Low resting heart rates
My data showed that I have huge differences between my resting heart rates. My average resting heart rate is 50 beats per minute (bpm), but sometimes I have low resting heart rates between the 40 and 45 bpm. What causes these low heart rates? These reasons supposed to be good right? In these two years I had 36 cases where my heart rate was lower than 45 bpm. I analyzed these cases and found that the days before a low heart rate, I was often more lonely, less physically active, and less social. So doing nothing is good for a lower resting heart rate. Suddenly, a really low decline in resting heart rate doesn’t sound so good does it? A more complex methods of analyses is needed here. There are probably long-term effects of things like exercise on resting heart rate which do not show the next day after.
High resting heart rates
On the other hand, I had also very high resting heart rates with a high-score of 78 bpm. The cases where my heart rate was higher than 60 bpm (8 cases in two years), I was ill, or close to being ill.
Yearly variation in resting heart rate
One of the most interesting things I found was the yearly variation in my resting heart rate (see figure 1).

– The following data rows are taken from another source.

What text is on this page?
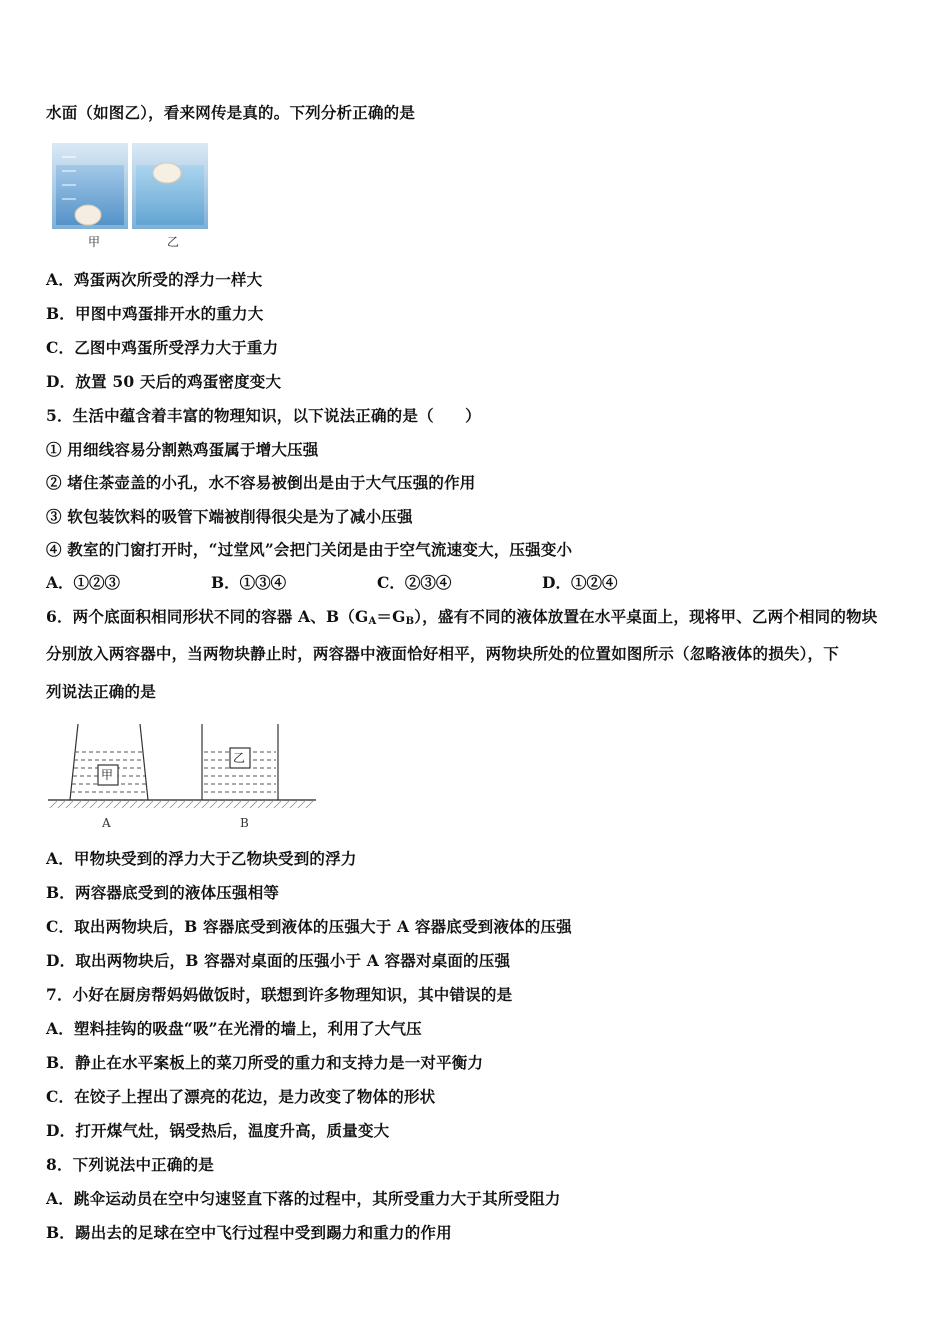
水面（如图乙），看来网传是真的。下列分析正确的是
甲	乙
A．鸡蛋两次所受的浮力一样大
B．甲图中鸡蛋排开水的重力大
C．乙图中鸡蛋所受浮力大于重力
D．放置 50 天后的鸡蛋密度变大
5．生活中蕴含着丰富的物理知识，以下说法正确的是（　　）
① 用细线容易分割熟鸡蛋属于增大压强
② 堵住茶壶盖的小孔，水不容易被倒出是由于大气压强的作用
③ 软包装饮料的吸管下端被削得很尖是为了减小压强
④ 教室的门窗打开时，“过堂风”会把门关闭是由于空气流速变大，压强变小
A．①②③	B．①③④	C．②③④	D．①②④
6．两个底面积相同形状不同的容器 A、$B(G_A=G_B)$，盛有不同的液体放置在水平桌面上，现将甲、乙两个相同的物块
分别放入两容器中，当两物块静止时，两容器中液面恰好相平，两物块所处的位置如图所示（忽略液体的损失），下
列说法正确的是
甲
乙
A	B
A．甲物块受到的浮力大于乙物块受到的浮力
B．两容器底受到的液体压强相等
C．取出两物块后，B 容器底受到液体的压强大于 A 容器底受到液体的压强
D．取出两物块后，B 容器对桌面的压强小于 A 容器对桌面的压强
7．小好在厨房帮妈妈做饭时，联想到许多物理知识，其中错误的是
A．塑料挂钩的吸盘“吸”在光滑的墙上，利用了大气压
B．静止在水平案板上的菜刀所受的重力和支持力是一对平衡力
C．在饺子上捏出了漂亮的花边，是力改变了物体的形状
D．打开煤气灶，锅受热后，温度升高，质量变大
8．下列说法中正确的是
A．跳伞运动员在空中匀速竖直下落的过程中，其所受重力大于其所受阻力
B．踢出去的足球在空中飞行过程中受到踢力和重力的作用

In September I have the lowest RHR, and then it inclines until December, reaching it highest point. It is unclear why this is happening, September isn’t the hottest month, and December isn’t the coldest. Thus, there should be another reason. This finding requires more investigations. However, this is beyond the scope of this study.
My results showed that the fluctuations in my resting heart rate is mostly moderated by alcohol use and sleep duration. This study concerned the fluctuations of resting heart rate within me, over time. Thus, if you have a higher or lower resting heart rate it does not mean that you drink more alcohol for example. There are many genetic and fitness factors involved that cause differences between people. It was interesting to see how much alcohol use influences my resting heart rate. It is clear that although you might feel like sleeping well after drinking alcohol, your body is not well rested the day after (if you take RHR as a measure). But I am sure that everyone notices this when waking up after a good party. The second interesting thing I learned, is that stress does not influence my resting heart rate. I had expected that stress caused an increase of heart rate but this was not the case. Secondly, there was no linear correlation between perceived health and resting heart rate. Only when I was (really) ill, my heart rate was higher. Lastly, I found a yearly variation within my resting heart rate. That was totally unexpected, in a next study I will investigate why this is happening. For now, this is beyond the scope of the study. in a next study I might investigate whether taking resting heart rate as a measure has any meaningful implications. Does a low morning heart rate have any influence on the rest of the day?